Hello my devoted coders,
First of all, I need you to know that I have tried many of the solutions you may find on the first page of your favorite search engine. It concerned the error:
TypeError: field dt: TimestampType can not accept object '2021-05-01T09:19:46' in type <class 'str'>
My data are stored in a Amazon S3 bucket as raw.csv
and look like:
2021-05-01T09:19:46,...
2021-05-01T09:19:42,...
2021-05-01T09:19:39,...
I have tried:
from pyspark.sql.functions import to_timestamp
from pyspark.sql.types import *
from awsglue.context import GlueContext
from pyspark.context import SparkContext
df = GlueContext(SparkContext.getOrCreate()).create_dynamic_frame.from_options(
connection_type="s3",
connection_options={ 'paths': ["s3://bucket/to/raw.csv"] },
format="csv",
format_options={'withHeader': True}
).toDF()
events_schema = StructType([
StructField("dt", TimestampType(), nullable=False),
# and many other columns
])
df = session.createDataFrame(df.rdd, schema=events_schema)

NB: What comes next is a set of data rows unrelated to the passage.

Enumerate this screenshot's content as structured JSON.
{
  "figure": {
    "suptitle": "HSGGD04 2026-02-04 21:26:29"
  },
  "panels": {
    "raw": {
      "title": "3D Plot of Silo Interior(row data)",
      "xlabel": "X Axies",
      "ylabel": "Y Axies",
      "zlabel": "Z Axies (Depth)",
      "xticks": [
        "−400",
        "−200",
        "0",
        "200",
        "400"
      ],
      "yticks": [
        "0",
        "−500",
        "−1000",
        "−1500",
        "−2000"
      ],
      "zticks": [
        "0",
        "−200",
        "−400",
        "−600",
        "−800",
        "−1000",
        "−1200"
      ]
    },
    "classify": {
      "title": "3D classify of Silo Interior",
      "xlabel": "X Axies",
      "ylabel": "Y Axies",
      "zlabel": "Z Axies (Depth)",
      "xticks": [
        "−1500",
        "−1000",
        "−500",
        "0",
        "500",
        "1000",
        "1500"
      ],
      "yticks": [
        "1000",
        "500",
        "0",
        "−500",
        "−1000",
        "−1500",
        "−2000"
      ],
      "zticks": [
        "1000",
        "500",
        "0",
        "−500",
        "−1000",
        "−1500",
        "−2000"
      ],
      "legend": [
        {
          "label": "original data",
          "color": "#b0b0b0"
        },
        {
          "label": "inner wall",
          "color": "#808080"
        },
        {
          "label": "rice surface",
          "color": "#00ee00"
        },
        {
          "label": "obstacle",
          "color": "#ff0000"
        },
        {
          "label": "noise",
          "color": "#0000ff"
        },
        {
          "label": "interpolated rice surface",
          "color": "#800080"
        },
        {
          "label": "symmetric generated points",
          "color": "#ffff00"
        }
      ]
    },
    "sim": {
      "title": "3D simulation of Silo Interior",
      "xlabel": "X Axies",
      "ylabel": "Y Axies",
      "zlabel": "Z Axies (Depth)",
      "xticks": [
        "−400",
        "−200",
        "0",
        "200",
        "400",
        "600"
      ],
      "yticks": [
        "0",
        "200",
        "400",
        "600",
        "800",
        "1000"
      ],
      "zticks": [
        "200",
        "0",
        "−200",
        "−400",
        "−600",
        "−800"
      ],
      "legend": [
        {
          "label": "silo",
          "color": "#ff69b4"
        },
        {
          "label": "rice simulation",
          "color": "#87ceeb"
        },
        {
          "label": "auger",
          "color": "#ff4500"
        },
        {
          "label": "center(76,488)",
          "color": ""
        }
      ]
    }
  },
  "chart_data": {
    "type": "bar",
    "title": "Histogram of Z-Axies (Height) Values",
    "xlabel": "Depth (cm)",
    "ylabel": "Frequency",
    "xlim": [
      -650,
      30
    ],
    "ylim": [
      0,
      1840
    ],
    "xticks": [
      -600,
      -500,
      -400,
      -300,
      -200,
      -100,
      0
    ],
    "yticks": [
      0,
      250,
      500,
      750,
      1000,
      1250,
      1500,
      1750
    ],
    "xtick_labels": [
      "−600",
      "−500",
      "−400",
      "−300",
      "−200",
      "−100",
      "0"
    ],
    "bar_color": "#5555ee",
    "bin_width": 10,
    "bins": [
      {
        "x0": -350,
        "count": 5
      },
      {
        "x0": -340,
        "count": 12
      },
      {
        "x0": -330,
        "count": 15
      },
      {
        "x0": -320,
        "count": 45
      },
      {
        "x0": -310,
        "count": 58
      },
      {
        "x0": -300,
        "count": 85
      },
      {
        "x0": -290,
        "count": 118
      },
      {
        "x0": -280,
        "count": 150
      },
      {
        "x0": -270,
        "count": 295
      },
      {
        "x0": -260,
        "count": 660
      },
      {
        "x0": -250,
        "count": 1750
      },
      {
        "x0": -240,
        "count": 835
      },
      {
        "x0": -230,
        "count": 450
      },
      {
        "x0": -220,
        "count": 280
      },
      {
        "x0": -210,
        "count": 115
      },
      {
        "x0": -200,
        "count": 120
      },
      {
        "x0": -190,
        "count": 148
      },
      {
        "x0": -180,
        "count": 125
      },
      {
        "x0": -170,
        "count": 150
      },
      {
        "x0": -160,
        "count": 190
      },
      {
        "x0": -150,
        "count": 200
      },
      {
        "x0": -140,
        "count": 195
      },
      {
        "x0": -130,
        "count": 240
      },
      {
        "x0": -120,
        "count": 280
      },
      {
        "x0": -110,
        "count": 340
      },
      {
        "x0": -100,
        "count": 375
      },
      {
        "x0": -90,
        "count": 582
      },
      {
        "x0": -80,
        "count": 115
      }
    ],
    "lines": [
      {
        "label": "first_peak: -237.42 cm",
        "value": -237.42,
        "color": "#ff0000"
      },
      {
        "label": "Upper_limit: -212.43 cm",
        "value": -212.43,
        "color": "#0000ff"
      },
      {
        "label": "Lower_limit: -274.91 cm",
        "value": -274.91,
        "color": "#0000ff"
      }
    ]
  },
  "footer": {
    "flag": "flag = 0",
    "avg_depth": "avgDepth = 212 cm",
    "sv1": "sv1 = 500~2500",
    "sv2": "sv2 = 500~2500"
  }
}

df.withColumn("dt", to_timestamp("dt", "yyyy-MM-dd'T'HH:mm:ss"))\
.show(1, False)
And
df.withColumn("dt", unix_timestamp("dt", "yyyy-MM-dd'T'HH:mm:ss")\
.cast("double")
.cast("timestamp"))\
.show(1, False)
I still have the exact same error.
Try by reading dt
as stringtype then use df.withColumn
to cast to timestamptype
Example:
events_schema = StructType([
StructField("dt", StringType(), nullable=False),
# and many other columns
])
df = session.createDataFrame(df.rdd, schema=events_schema)
df.show(10,False)
#+-------------------+
#|dt |
#+-------------------+
#|2021-05-01T09:19:46|
#+-------------------+
df.withColumn("dt", to_timestamp("dt", "yyyy-MM-dd'T'HH:mm:ss")).show()
#+-------------------+
#| dt|
#+-------------------+
#|2021-05-01 09:19:46|
#+-------------------+